As Melugin concludes in a Washington Times op-ed, state sovereignty does not just mean protection from the interference of the federal government. It also means freedom from encroachment of other states. “The legislation does away with the crucial notion that one state’s sovereignty stops where another state’s begins,” she writes. ”Under this cartel, state tax laws extend everywhere commerce happens on the Internet.”

And as we are just now finding out, that “everywhere” could include your 401(k) account, individual retirement account, and mutual fund. So to borrow a phrase from investing, the House needs to undertake some much-needed due diligence on this bill, rather than rusbhing it through as the s0-called upper chamber likely will do.

Lauren Stephens May 7, 2013 at 9:10 am

Are you kidding me? Stop spreading misinformation and scaring people. READ THE BILL! The bill makes clear that the ONLY thing that would be created by it is that member states (not ALL states) will now have the option to collect the prevailing sales tax. It specifically states that NO new taxes or fees can be created or collected from this.
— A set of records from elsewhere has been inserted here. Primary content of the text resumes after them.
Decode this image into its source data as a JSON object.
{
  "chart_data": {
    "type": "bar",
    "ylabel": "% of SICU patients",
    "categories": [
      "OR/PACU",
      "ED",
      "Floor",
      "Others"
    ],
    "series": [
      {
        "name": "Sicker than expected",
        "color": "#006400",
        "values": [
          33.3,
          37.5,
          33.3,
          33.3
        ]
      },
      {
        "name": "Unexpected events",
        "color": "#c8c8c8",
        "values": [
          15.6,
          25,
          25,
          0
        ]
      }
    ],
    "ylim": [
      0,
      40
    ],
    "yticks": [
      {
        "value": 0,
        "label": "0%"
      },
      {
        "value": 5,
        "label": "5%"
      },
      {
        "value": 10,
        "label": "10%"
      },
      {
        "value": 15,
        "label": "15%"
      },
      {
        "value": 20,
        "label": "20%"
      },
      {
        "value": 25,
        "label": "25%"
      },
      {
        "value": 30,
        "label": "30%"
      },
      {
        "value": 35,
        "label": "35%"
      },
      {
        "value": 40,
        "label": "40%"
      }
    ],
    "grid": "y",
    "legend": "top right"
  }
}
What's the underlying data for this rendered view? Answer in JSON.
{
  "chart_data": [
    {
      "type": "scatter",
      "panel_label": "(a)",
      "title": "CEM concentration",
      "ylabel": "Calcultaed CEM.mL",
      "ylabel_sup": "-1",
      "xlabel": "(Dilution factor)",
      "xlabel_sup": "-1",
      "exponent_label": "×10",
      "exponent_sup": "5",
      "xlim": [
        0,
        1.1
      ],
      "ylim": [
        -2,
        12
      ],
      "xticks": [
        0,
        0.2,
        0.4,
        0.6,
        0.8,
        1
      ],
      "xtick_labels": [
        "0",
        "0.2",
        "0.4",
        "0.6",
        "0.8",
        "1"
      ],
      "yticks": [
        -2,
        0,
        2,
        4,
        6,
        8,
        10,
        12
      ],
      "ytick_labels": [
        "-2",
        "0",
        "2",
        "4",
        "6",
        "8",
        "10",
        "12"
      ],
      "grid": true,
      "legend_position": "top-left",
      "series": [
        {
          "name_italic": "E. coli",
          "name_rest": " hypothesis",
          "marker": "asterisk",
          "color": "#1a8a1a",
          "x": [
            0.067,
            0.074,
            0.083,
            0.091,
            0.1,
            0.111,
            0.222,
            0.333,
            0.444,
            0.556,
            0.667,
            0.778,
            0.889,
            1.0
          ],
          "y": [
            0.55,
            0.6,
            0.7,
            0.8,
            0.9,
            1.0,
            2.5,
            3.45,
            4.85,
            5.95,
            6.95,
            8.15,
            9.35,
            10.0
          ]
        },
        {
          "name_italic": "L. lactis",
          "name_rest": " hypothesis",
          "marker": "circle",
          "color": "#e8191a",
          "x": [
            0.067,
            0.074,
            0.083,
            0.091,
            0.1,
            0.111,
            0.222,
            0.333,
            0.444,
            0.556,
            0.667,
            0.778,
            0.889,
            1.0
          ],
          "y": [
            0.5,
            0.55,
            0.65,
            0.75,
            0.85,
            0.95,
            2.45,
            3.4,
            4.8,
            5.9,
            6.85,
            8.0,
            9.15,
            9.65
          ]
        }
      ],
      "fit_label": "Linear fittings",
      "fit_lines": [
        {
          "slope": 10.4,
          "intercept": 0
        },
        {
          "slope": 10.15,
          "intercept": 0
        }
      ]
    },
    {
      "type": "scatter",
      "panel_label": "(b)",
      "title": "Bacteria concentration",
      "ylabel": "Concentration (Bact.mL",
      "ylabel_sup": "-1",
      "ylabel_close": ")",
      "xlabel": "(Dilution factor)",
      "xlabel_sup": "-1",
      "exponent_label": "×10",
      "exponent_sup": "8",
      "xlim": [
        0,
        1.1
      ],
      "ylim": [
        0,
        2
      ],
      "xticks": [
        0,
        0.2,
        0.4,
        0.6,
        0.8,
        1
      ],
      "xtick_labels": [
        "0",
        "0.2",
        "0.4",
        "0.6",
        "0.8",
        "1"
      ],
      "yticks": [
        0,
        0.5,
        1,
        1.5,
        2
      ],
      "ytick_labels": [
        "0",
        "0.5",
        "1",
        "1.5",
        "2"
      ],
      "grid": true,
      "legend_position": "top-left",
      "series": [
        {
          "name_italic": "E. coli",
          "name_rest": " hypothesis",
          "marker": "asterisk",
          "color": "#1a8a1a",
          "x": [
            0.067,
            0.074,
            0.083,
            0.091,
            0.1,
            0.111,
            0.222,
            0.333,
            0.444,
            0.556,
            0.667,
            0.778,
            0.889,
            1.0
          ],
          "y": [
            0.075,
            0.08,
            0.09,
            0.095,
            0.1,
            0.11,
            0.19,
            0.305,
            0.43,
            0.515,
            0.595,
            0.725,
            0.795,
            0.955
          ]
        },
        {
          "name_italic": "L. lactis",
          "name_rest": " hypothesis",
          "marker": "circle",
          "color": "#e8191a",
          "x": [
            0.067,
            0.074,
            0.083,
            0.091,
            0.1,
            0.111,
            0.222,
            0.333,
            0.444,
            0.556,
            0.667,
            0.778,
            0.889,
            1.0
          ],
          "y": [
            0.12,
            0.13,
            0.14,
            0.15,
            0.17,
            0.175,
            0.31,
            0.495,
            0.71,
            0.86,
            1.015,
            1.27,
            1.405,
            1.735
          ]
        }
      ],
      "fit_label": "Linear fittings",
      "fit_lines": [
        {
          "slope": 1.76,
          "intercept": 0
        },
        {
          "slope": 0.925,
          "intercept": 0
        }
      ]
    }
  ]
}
John Berlau May 7, 2013 at 9:39 pm


Have indeed read the bill. And it places no limits on the products or services that states can include in their sales taxes that they would now have the power to force remote sellers to collect. Thus if a state wished to add, say, stock trades to the “sales” currently taxed in the state, it would have the power to impose the obligation to collect on out-0f-state sellers dealing with state residents.

That’s not just my interpretation. As noted in the post, concerns about state-level financial transaction taxes have been raised by the Financial Services Roundtable. the Securities Industry and Financial Markets Association, and the American Society of Pension Professionals and Actuaries.

Joshua Van Dyke May 9, 2013 at 8:00 am

I’m not a financial expert by any means, my reaction to this if Oregon started collecting taxes on my 401 and 403 retirement accounts is to immediatly stop all contributions and reserve the monies into a savings account where I periodically purchase precious metals. It would be the way of this already over-taxed citizen to wave my (middle) finger to the feds and state governments who are bent on NOT keeping mine (or anyone except their own) best interests at heart. My 2 cents worth.

John Berlau May 9, 2013 at 12:57 pm


Unfortunately, under the bill that passed the Senate, Oregon could also force your precious metals dealer to collect taxes from you and remit to the state coffers. Let’s hope this gets more scrutiny in the House.

David Campbell May 10, 2013 at 8:31 pm

No state imposes sales tax on financial transactions.
Since states do not currently tax financial transactions there is absolutely nothing in the bill that would increase the likelihood that any state will start imposing sales taxes on those transactions.
This article is pure fear-mongering!